Valuation comparisons
So how would an Ebitda multiple in the mid-teens for Transverse stack up against others in the sector?
Ready comparisons are not easy to make, but Trisura last month raised C$150mn with an equity issue at C$33.25 a share – just under 19x the C$1.77 full-year 2022 earnings consensus forecast of analysts.
US fronting business accounts for more than half of the premium written across Trisura’s carrier platform in North America.
The company is currently trading at 22.3x projected earnings per share and 4.78x book value according to S&P Capital IQ data.
However, if Transverse was valued at a multiple of premium instead – or 0.5x based on estimated 2022 projections of $800mn – it could be argued that R&Q is undervalued in comparison.
Only including R&Q’s fronting business Accredited, GWP is on course to go past the $1.7bn mark this year.
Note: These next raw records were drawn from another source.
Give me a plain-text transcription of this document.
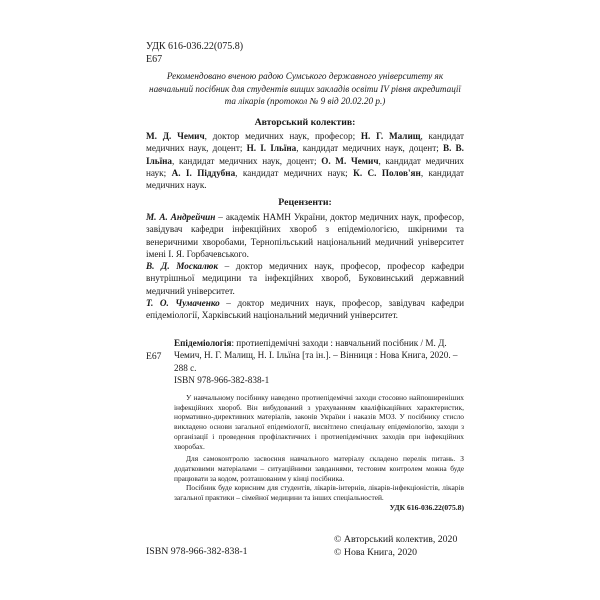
УДК 616-036.22(075.8)
Е67
Рекомендовано вченою радою Сумського державного університету як навчальний посібник для студентів вищих закладів освіти IV рівня акредитації та лікарів (протокол № 9 від 20.02.20 р.)
Авторський колектив:
М. Д. Чемич, доктор медичних наук, професор; Н. Г. Малищ, кандидат медичних наук, доцент; Н. І. Ільїна, кандидат медичних наук, доцент; В. В. Ільїна, кандидат медичних наук, доцент; О. М. Чемич, кандидат медичних наук; А. І. Піддубна, кандидат медичних наук; К. С. Полов'ян, кандидат медичних наук.
Рецензенти:

М. А. Андрейчин – академік НАМН України, доктор медичних наук, професор, завідувач кафедри інфекційних хвороб з епідеміологією, шкірними та венеричними хворобами, Тернопільський національний медичний університет імені І. Я. Горбачевського.

В. Д. Москалюк – доктор медичних наук, професор, професор кафедри внутрішньої медицини та інфекційних хвороб, Буковинський державний медичний університет.

Т. О. Чумаченко – доктор медичних наук, професор, завідувач кафедри епідеміології, Харківський національний медичний університет.

Е67
Епідеміологія: протиепідемічні заходи : навчальний посібник / М. Д. Чемич, Н. Г. Малищ, Н. І. Ільїна [та ін.]. – Вінниця : Нова Книга, 2020. – 288 с.
ISBN 978-966-382-838-1

У навчальному посібнику наведено протиепідемічні заходи стосовно найпоширеніших інфекційних хвороб. Він вибудований з урахуванням кваліфікаційних характеристик, нормативно-директивних матеріалів, законів України і наказів МОЗ. У посібнику стисло викладено основи загальної епідеміології, висвітлено спеціальну епідеміологію, заходи з організації і проведення профілактичних і протиепідемічних заходів при інфекційних хворобах.

Для самоконтролю засвоєння навчального матеріалу складено перелік питань. З додатковими матеріалами – ситуаційними завданнями, тестовим контролем можна буде працювати за кодом, розташованим у кінці посібника.

Посібник буде корисним для студентів, лікарів-інтернів, лікарів-інфекціоністів, лікарів загальної практики – сімейної медицини та інших спеціальностей.

УДК 616-036.22(075.8)
ISBN 978-966-382-838-1
© Авторський колектив, 2020
© Нова Книга, 2020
At a multiple of 0.5x premium that would suggest a valuation of in the region of $850mn on the business, but R&Q – which also includes an established legacy platform – currently has a market cap of less than half that at just below $400mn.
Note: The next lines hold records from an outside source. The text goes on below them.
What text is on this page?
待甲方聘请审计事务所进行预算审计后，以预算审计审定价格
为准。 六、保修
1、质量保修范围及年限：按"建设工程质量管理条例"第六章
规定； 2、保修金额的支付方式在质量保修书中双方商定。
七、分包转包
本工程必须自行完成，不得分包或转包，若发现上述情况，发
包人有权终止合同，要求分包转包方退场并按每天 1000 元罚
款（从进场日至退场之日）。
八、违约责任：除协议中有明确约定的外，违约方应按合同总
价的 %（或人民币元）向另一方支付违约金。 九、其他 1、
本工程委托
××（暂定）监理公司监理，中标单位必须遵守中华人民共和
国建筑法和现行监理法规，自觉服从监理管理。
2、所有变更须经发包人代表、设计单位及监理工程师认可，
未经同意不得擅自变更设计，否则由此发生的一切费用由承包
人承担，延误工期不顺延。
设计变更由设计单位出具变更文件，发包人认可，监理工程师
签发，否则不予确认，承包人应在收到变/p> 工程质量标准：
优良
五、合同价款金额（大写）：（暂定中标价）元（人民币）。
The price paid for Transverse may also give pause for thought at Hippo over how its acquired in-house fronting business Spinnaker is being valued as part of the insurtech’s overall public market valuation.
Strategic play
Although peers and rivals in the fronting space are likely to be looking at the MSI-Transverse deal from a pricing multiple perspective, sources have said the Japanese buyer is unlikely to have viewed the transaction through that lens.
Instead MSI approached the platform as a strategic acquisition which will allow it to build out its presence in the US and access the fast-growing MGA and programs sector as well as open market business.
It provides it with optionality, with the ability to simply take fronting fees on US programs business or retain a material amount of the risk on its balance sheet.
For Transverse the expected upgrade to A+ in line with its prospective parent would put it out on its own in the fronting segment.
That alone could be a catalyst for more meaningful growth and bigger program relationships, supported by a much larger balance sheet at the group level that could allow it to scale up even more rapidly to respond to opportunities.
“As a buyer MSI is likely to have looked beyond Ebitda multiples and pricing expectations that might have dominated M&A discussions involving a private equity firm, with a longer-term strategic view on the value the platform will bring to the group by providing access to one of the fastest growing areas of the global P&C industry”
The combination also points to an intriguing dynamic for MSI and Transverse, with MS Amlin one of the more active reinsurers in the programs space, potentially playing its part as a strategic supporter of its new fronting carrier stablemate in a market where access to guaranteed reinsurance could be a significant advantage and selling point to MGA partners
And, as reported yesterday, MSI has indicated it will have an appetite for forging strategic relationships with MGAs Transverse fronts for, potentially taking minority investment positions in the future.
All of that means that as a buyer MSI is likely to have looked beyond Ebitda multiples and pricing expectations that might have dominated M&A discussions involving a private equity firm, with a longer-term strategic view on the value the platform will bring to the group by providing access to one of the fastest growing areas of the global P&C industry.
It seems unlikely PE firms would be prepared to come in for other fast-growing privately held fronting carriers at the kind of multiple the Japanese insurer was prepared to pay.
The question is whether other strategic buyers including carriers and distribution platforms eyeing the record growth trajectory in the MGA and programs fronting space will fuel an M&A frenzy among the wave of entrants that followed the Markel-State National deal.